ST: There are gays, and there are gays... (Nov 10)

Saturday, November 10, 2007

Nov 10, 2007
IDENTITY POLITICS
There are gays, and there are gays...
By Andy Ho

PROFESSOR Thio Li-ann who spoke up in Parliament against the decriminalisation of homosexual sodomy has become the lightning rod that attracts the vilest attacks from the most militant gays here.

The Nominated Member of Parliament (NMP) who teaches law at the National University of Singapore (NUS) just made her second police report in three months. The first was filed against a poet, Alfian Saat, who heaped abuse on her in an e-mail, the second after an anonymous letter-writer threatened her and her family members with bodily harm.

The fact that a fiery debate over the issue was held at all in Parliament might have been perceived by some as legitimising the identity politics of (homo)sexuality here.

Identity politics is made up of efforts to define and defend who you are, or hope to be, or hope to be seen to be. Gay identity politics means some citizens are mobilising as a group around their sexual orientation to shape or alter the exercise of power to benefit group members.

Since it is an enterprise motivated by the imagination of what is or ought to be mine or ours, some welcome it. After all, self-definition matters to everyone, they say.

Others counter that this is a bad development as it simply purveys differences rather than similarities and highlights grievances rather than bonds. As proof, they point to the gut-wrenching viciousness swirling around Prof Thio. Another NUS law professor, Yvonne Lee, has also made a police report after she was crudely flamed online, with threats made against her person after she wrote a column for these
pages that was not supportive of the gay cause.

In and of themselves, differences and grievances are fine for they drive political action among those who bear them. Contending with one's adversaries is not necessarily inconsistent with respect for one another. In a nation that is looking for its democratic legs, emotional interlocution that remains respectful can be woven into the patriotic fabric that binds us together.

But identity politics turns sick when grievances transmute into an all-consuming demonisation of one's opponents. For example, both law professors have been repeatedly asked online something to this effect: 'Are you stupid, a Christian, or both?' If 'conservatives' or 'Christians' are remorselessly assumed to be redneck hatemongers whom you can't respect as equals, then your politics has degenerated
into a pharisaic narcissism.

I don't know which is worse, this or those who lose in a confrontation claiming victimhood. Already, in the parliamentary debate, there were claims of 'minority' group status for homosexuals. I also have an e-mail - obviously from a legally trained mind - asserting that gays form a 'discrete, insular and disadvantaged
minority'.

By self-identifying as 'a minority', the claim is that his group will inevitably be ignored or victimised by the (demonised) majority. This would suggest that his group will never be part of a winning majority coalition.

Yet all political majorities are coalitions whose composition can change, so losers can become winners somewhere down the line - if they are willing to modulate their interests to form a winning coalition with others.
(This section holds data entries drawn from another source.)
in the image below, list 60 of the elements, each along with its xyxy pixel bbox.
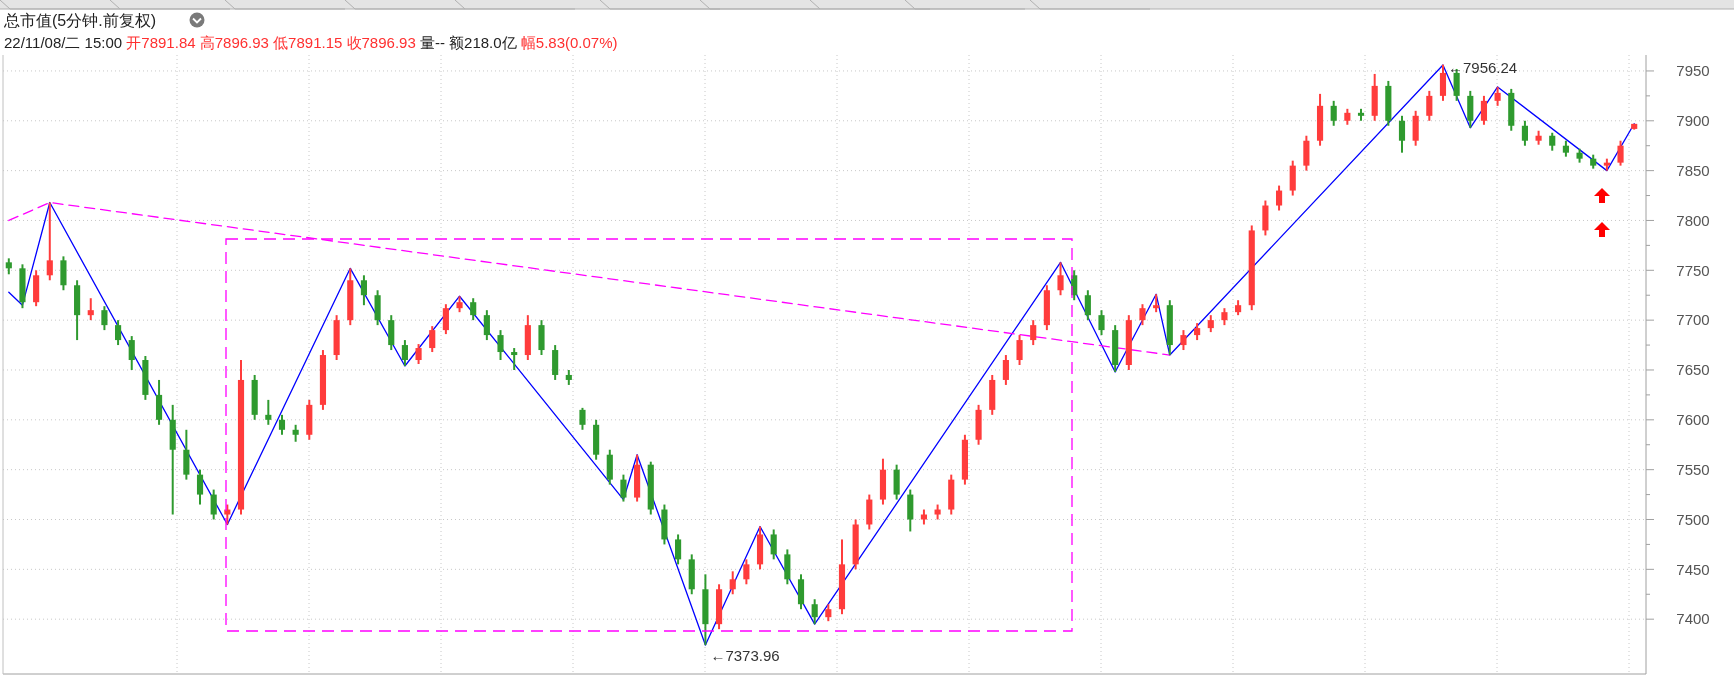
candlestick — [278, 413, 286, 436]
candlestick — [770, 528, 777, 561]
candlestick — [1439, 63, 1447, 102]
candlestick — [1016, 334, 1023, 366]
candlestick — [620, 473, 627, 503]
candlestick — [1180, 329, 1187, 352]
candlestick — [497, 329, 504, 362]
text: 22/11/08/二 15:00 开7891.84 高7896.93 低7891.15 收7896.93 量-- 额218.0亿 幅5.83(0.07%) — [4, 34, 618, 51]
candlestick — [415, 343, 422, 365]
candlestick — [1617, 139, 1624, 167]
candlestick — [675, 533, 682, 566]
candlestick — [579, 406, 586, 431]
candlestick — [46, 201, 53, 282]
candlestick — [483, 309, 490, 342]
candlestick — [1057, 261, 1064, 297]
y-tick-label: 7700 — [1676, 311, 1710, 329]
candlestick — [429, 325, 436, 354]
line-series — [8, 64, 1635, 646]
candlestick — [1098, 309, 1105, 337]
candlestick — [196, 468, 204, 506]
y-tick-label: 7750 — [1676, 261, 1710, 279]
candlestick — [1480, 94, 1488, 126]
y-tick-label: 7600 — [1676, 411, 1710, 429]
candlestick — [729, 570, 736, 596]
candlestick — [1084, 289, 1091, 322]
candlestick — [470, 297, 477, 322]
candlestick — [128, 335, 135, 371]
y-tick-label: 7450 — [1676, 560, 1710, 578]
y-tick-label: 7500 — [1676, 510, 1710, 528]
candlestick — [1002, 354, 1009, 386]
candlestick — [101, 305, 108, 332]
candlestick — [1275, 184, 1283, 212]
candlestick — [511, 347, 518, 371]
candlestick — [1426, 89, 1433, 122]
candlestick — [442, 303, 449, 336]
candlestick — [265, 398, 272, 426]
candlestick — [1330, 99, 1337, 127]
chart-title: 总市值(5分钟.前复权) — [3, 12, 156, 29]
candlestick — [811, 598, 818, 626]
candlestick — [1521, 119, 1528, 147]
candlestick — [1398, 114, 1406, 154]
y-tick-label: 7550 — [1676, 460, 1710, 478]
y-tick-label: 7650 — [1676, 361, 1710, 379]
annotation: ←7956.24 — [1447, 58, 1518, 76]
y-tick-label: 7900 — [1676, 112, 1710, 130]
candlestick — [743, 558, 750, 586]
y-tick-label: 7950 — [1676, 62, 1710, 80]
y-tick-label: 7850 — [1676, 161, 1710, 179]
y-tick-label: 7800 — [1676, 211, 1710, 229]
candlestick — [224, 503, 231, 526]
annotation: ←7373.96 — [710, 647, 780, 665]
candlestick — [401, 339, 408, 367]
candlestick — [87, 297, 94, 322]
candlestick — [360, 274, 368, 307]
candlestick — [210, 488, 217, 521]
candlestick — [115, 319, 122, 347]
candlestick — [1494, 85, 1501, 107]
y-tick-label: 7400 — [1676, 610, 1710, 628]
candlestick — [1139, 303, 1146, 327]
candlestick — [1030, 319, 1037, 347]
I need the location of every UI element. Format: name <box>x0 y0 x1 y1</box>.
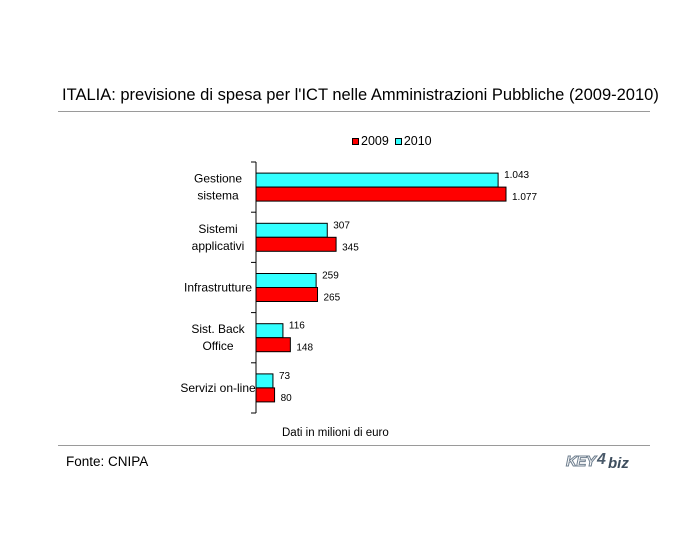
legend-item-2009: 2009 <box>352 134 389 148</box>
legend-swatch-2010 <box>394 137 402 145</box>
category-label: Infrastrutture <box>184 281 252 295</box>
bar-2010 <box>255 273 317 288</box>
bar-2010 <box>255 222 328 238</box>
source-label: Fonte: CNIPA <box>66 454 149 469</box>
category-label: Gestione <box>194 172 242 186</box>
top-divider <box>58 111 650 112</box>
bar-2009 <box>255 337 291 353</box>
category-label: Office <box>202 339 233 353</box>
bottom-divider <box>58 445 650 446</box>
data-label-2009: 1.077 <box>512 192 537 203</box>
bar-2009 <box>255 186 507 202</box>
data-label-2009: 345 <box>342 242 359 253</box>
bar-2010 <box>255 323 284 339</box>
legend-swatch-2009 <box>352 137 359 145</box>
data-label-2010: 73 <box>279 371 291 382</box>
bar-2009 <box>255 287 319 302</box>
unit-note: Dati in milioni di euro <box>282 427 389 439</box>
data-label-2009: 148 <box>296 343 313 354</box>
chart-legend: 2009 2010 <box>352 134 438 148</box>
bar-2009 <box>255 236 337 252</box>
logo-key-text: KEY <box>565 453 596 471</box>
chart-title: ITALIA: previsione di spesa per l'ICT ne… <box>62 86 659 104</box>
legend-item-2010: 2010 <box>394 134 432 148</box>
bar-2009 <box>255 387 276 403</box>
logo-four-mark: 4 <box>597 451 606 468</box>
category-label: applicativi <box>192 239 245 253</box>
data-label-2010: 1.043 <box>504 170 529 181</box>
category-label: Sistemi <box>198 222 237 236</box>
data-label-2009: 80 <box>281 393 293 404</box>
category-label: sistema <box>197 189 239 203</box>
data-label-2009: 265 <box>324 293 341 304</box>
data-label-2010: 307 <box>333 220 350 231</box>
key4biz-logo: KEY 4 biz <box>565 451 642 474</box>
data-label-2010: 116 <box>289 321 305 332</box>
legend-label-2010: 2010 <box>403 134 432 148</box>
category-label: Sist. Back <box>191 322 245 336</box>
category-label: Servizi on-line <box>180 381 256 395</box>
logo-biz-text: biz <box>608 455 629 472</box>
bar-2010 <box>255 373 274 389</box>
data-label-2010: 259 <box>322 271 339 282</box>
legend-label-2009: 2009 <box>361 134 389 148</box>
bar-2010 <box>255 172 499 188</box>
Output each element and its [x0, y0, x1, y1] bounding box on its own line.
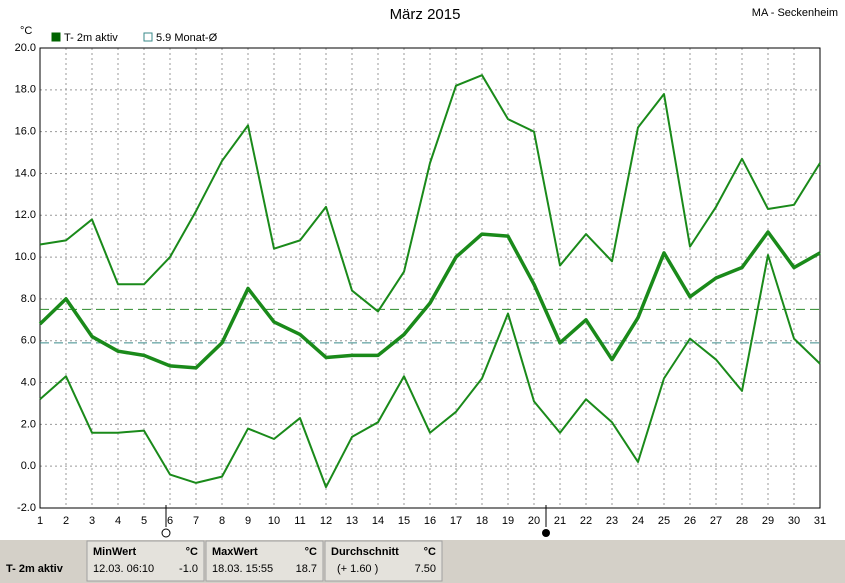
- x-tick-label: 16: [424, 515, 436, 527]
- header: MaxWert: [212, 546, 258, 558]
- cell: [86, 540, 205, 582]
- x-tick-label: 29: [762, 515, 774, 527]
- x-tick-label: 9: [245, 515, 251, 527]
- x-tick-label: 7: [193, 515, 199, 527]
- y-tick-label: 12.0: [15, 209, 36, 221]
- header: Durchschnitt: [331, 546, 399, 558]
- y-tick-label: 4.0: [21, 376, 36, 388]
- x-tick-label: 26: [684, 515, 696, 527]
- x-tick-label: 4: [115, 515, 121, 527]
- chart-title: März 2015: [390, 6, 461, 23]
- x-tick-label: 19: [502, 515, 514, 527]
- y-tick-label: 18.0: [15, 84, 36, 96]
- y-tick-label: -2.0: [17, 502, 36, 514]
- x-tick-label: 28: [736, 515, 748, 527]
- x-tick-label: 10: [268, 515, 280, 527]
- unit: °C: [424, 546, 436, 558]
- x-tick-label: 3: [89, 515, 95, 527]
- time: 12.03. 06:10: [93, 563, 154, 575]
- y-tick-label: 14.0: [15, 167, 36, 179]
- cell: [205, 540, 324, 582]
- x-tick-label: 1: [37, 515, 43, 527]
- y-tick-label: 10.0: [15, 251, 36, 263]
- x-tick-label: 21: [554, 515, 566, 527]
- x-tick-label: 25: [658, 515, 670, 527]
- plot-frame: [39, 47, 821, 509]
- time: (+ 1.60 ): [337, 563, 378, 575]
- x-tick-label: 27: [710, 515, 722, 527]
- unit: °C: [186, 546, 198, 558]
- x-tick-label: 22: [580, 515, 592, 527]
- x-tick-label: 5: [141, 515, 147, 527]
- x-tick-label: 8: [219, 515, 225, 527]
- x-tick-label: 12: [320, 515, 332, 527]
- cell: [324, 540, 443, 582]
- x-tick-label: 14: [372, 515, 384, 527]
- y-tick-label: 2.0: [21, 418, 36, 430]
- y-tick-label: 8.0: [21, 293, 36, 305]
- moon-marker: [542, 529, 550, 537]
- y-unit: °C: [20, 25, 32, 37]
- x-tick-label: 2: [63, 515, 69, 527]
- temperature-line: [39, 254, 821, 489]
- value: 18.7: [296, 563, 317, 575]
- value: 7.50: [415, 563, 436, 575]
- temperature-line: [38, 230, 821, 370]
- x-tick-label: 11: [294, 515, 305, 527]
- y-tick-label: 20.0: [15, 42, 36, 54]
- x-tick-label: 30: [788, 515, 800, 527]
- summary-panel: T- 2m aktiv MinWert °C 12.03. 06:10 -1.0…: [0, 540, 845, 583]
- station: MA - Seckenheim: [752, 7, 838, 19]
- temperature-line: [39, 74, 821, 313]
- x-tick-label: 17: [450, 515, 462, 527]
- moon-marker: [161, 528, 171, 538]
- time: 18.03. 15:55: [212, 563, 273, 575]
- legend-swatch: [51, 32, 61, 42]
- legend-label: 5.9 Monat-Ø: [156, 32, 218, 44]
- header: MinWert: [93, 546, 137, 558]
- x-tick-label: 13: [346, 515, 358, 527]
- legend-swatch: [143, 32, 153, 42]
- y-tick-label: 0.0: [21, 460, 36, 472]
- x-tick-label: 6: [167, 515, 173, 527]
- y-tick-label: 16.0: [15, 126, 36, 138]
- legend: T- 2m aktiv 5.9 Monat-Ø: [51, 32, 218, 44]
- plot: -2.0 0.0 2.0 4.0 6.0 8.0 10.0 12.0 14.0 16.0 18.0 2…: [15, 42, 827, 527]
- x-tick-label: 31: [814, 515, 826, 527]
- y-tick-label: 6.0: [21, 335, 36, 347]
- x-tick-label: 18: [476, 515, 488, 527]
- summary-label: T- 2m aktiv: [6, 563, 64, 575]
- unit: °C: [305, 546, 317, 558]
- x-tick-label: 20: [528, 515, 540, 527]
- x-tick-label: 23: [606, 515, 618, 527]
- x-tick-label: 15: [398, 515, 410, 527]
- x-tick-label: 24: [632, 515, 644, 527]
- value: -1.0: [179, 563, 198, 575]
- legend-label: T- 2m aktiv: [64, 32, 118, 44]
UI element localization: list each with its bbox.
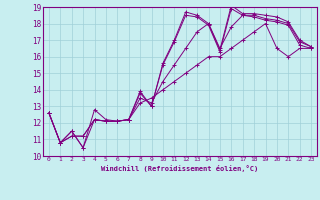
X-axis label: Windchill (Refroidissement éolien,°C): Windchill (Refroidissement éolien,°C) — [101, 165, 259, 172]
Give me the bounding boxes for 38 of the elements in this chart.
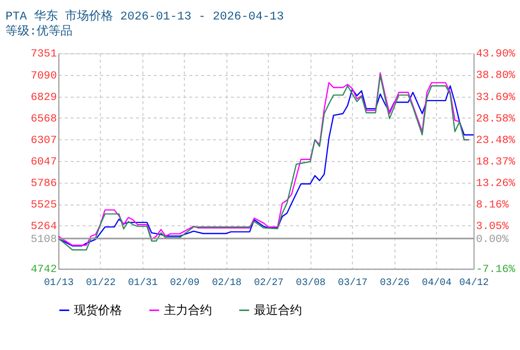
y2-tick-label: 38.80% xyxy=(476,70,516,82)
x-tick-label: 02/27 xyxy=(254,277,284,288)
chart-subtitle: 等级:优等品 xyxy=(6,24,73,38)
x-tick-label: 03/17 xyxy=(338,277,368,288)
y-tick-label: 6568 xyxy=(30,113,57,126)
x-tick-label: 02/18 xyxy=(212,277,242,288)
legend-label: 最近合约 xyxy=(254,304,302,318)
y-tick-label: 6829 xyxy=(30,92,57,104)
x-tick-label: 01/22 xyxy=(86,277,116,288)
y2-tick-label: 13.26% xyxy=(476,178,516,190)
y-tick-label: 7090 xyxy=(30,70,57,82)
y-tick-label: 7351 xyxy=(30,48,57,61)
y-tick-label: 5786 xyxy=(30,178,57,190)
y-tick-label: 6047 xyxy=(30,156,57,168)
y-tick-label: 4742 xyxy=(30,264,57,276)
legend-label: 现货价格 xyxy=(74,304,122,318)
y2-tick-label: 3.05% xyxy=(476,221,510,234)
x-tick-label: 04/04 xyxy=(422,277,452,288)
x-tick-label: 02/09 xyxy=(170,277,200,288)
y-tick-label: 5264 xyxy=(30,221,57,234)
y-tick-label: 5525 xyxy=(30,200,57,212)
x-tick-label: 04/12 xyxy=(459,277,489,288)
legend-label: 主力合约 xyxy=(164,303,212,318)
y2-tick-label: 43.90% xyxy=(476,48,516,61)
y2-tick-label: -7.16% xyxy=(476,264,516,276)
y2-tick-label: 0.00% xyxy=(476,234,510,246)
chart-title: PTA 华东 市场价格 2026-01-13 - 2026-04-13 xyxy=(6,8,284,24)
y2-tick-label: 33.69% xyxy=(476,92,516,104)
x-tick-label: 03/26 xyxy=(380,277,410,288)
y2-tick-label: 18.37% xyxy=(476,156,516,168)
y-tick-label: 6307 xyxy=(30,134,57,147)
y-tick-label: 5108 xyxy=(30,234,57,246)
x-tick-label: 01/13 xyxy=(44,277,74,288)
y2-tick-label: 23.48% xyxy=(476,134,516,147)
x-tick-label: 03/08 xyxy=(296,277,326,288)
x-tick-label: 01/31 xyxy=(128,277,158,288)
y2-tick-label: 28.58% xyxy=(476,113,516,126)
y2-tick-label: 8.16% xyxy=(476,200,510,212)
But the gay lobby finds it difficult to do so for it tends to reduce complex human beings to one trait - homoerotism. That is, it regards all individuals who have this orientation as being, in essence, the same in (all) other respects.

This 'essentialist' thinking is less than coherent. For example, people who share race or religion can differ in many other ways, including being able to hurt others of the same race or religion. For example, I may be Chinese but that does not necessarily mean I champion the need to be fluent in Mandarin.

Or: Every woman has a race, so how she experiences her womanhood is informed by her race, and what race means to her is also inflected by her gender. What about being of the same race and gender but not the same religion? What about age? Should we not accord minority status to, say, 'aged Indian lesbians'?

So group definitions are problematic. The Catholics may claim you, but do you claim them? Group identities are too narrow to encompass what we share in common as humans but too broad to capture our specificities as individuals. The simplistic gay versus straight opposition obscures the fact that each of us stands alone at our own
unique conjuncture of the different groupings like race, gender, age, profession or religion to which we belong.

Because we move from one grouping to another fluidly as the situation demands, our personal group borders are never fixed. Because we are affiliated to so many groups, we may be more 'multicultural' individuals than a multicultural nation. But this fact is that which allows for non-conflictual give-and-take since our interest might
differ on one dimension but map onto one another on a different one. However, identity politics ignores this. Instead, it balkanises, promoting an obstreperous, rancorous self-pity about the 'tyrannical majority'.

For good reason, we give the identity politics of race and religion a wide berth. Formal procedure requires that a parliamentary petition - like the public petition over homosexual sodomy that NMP Siew Kum Hong submitted - be vetted in committee first.

The House agreed to waive the requirement and an angry debate ensued.

If Prof Thio's travails are anything to go by, setting that procedure aside appears to have been a mistake that has, regrettably, fostered the identity politics of sexual orientation here.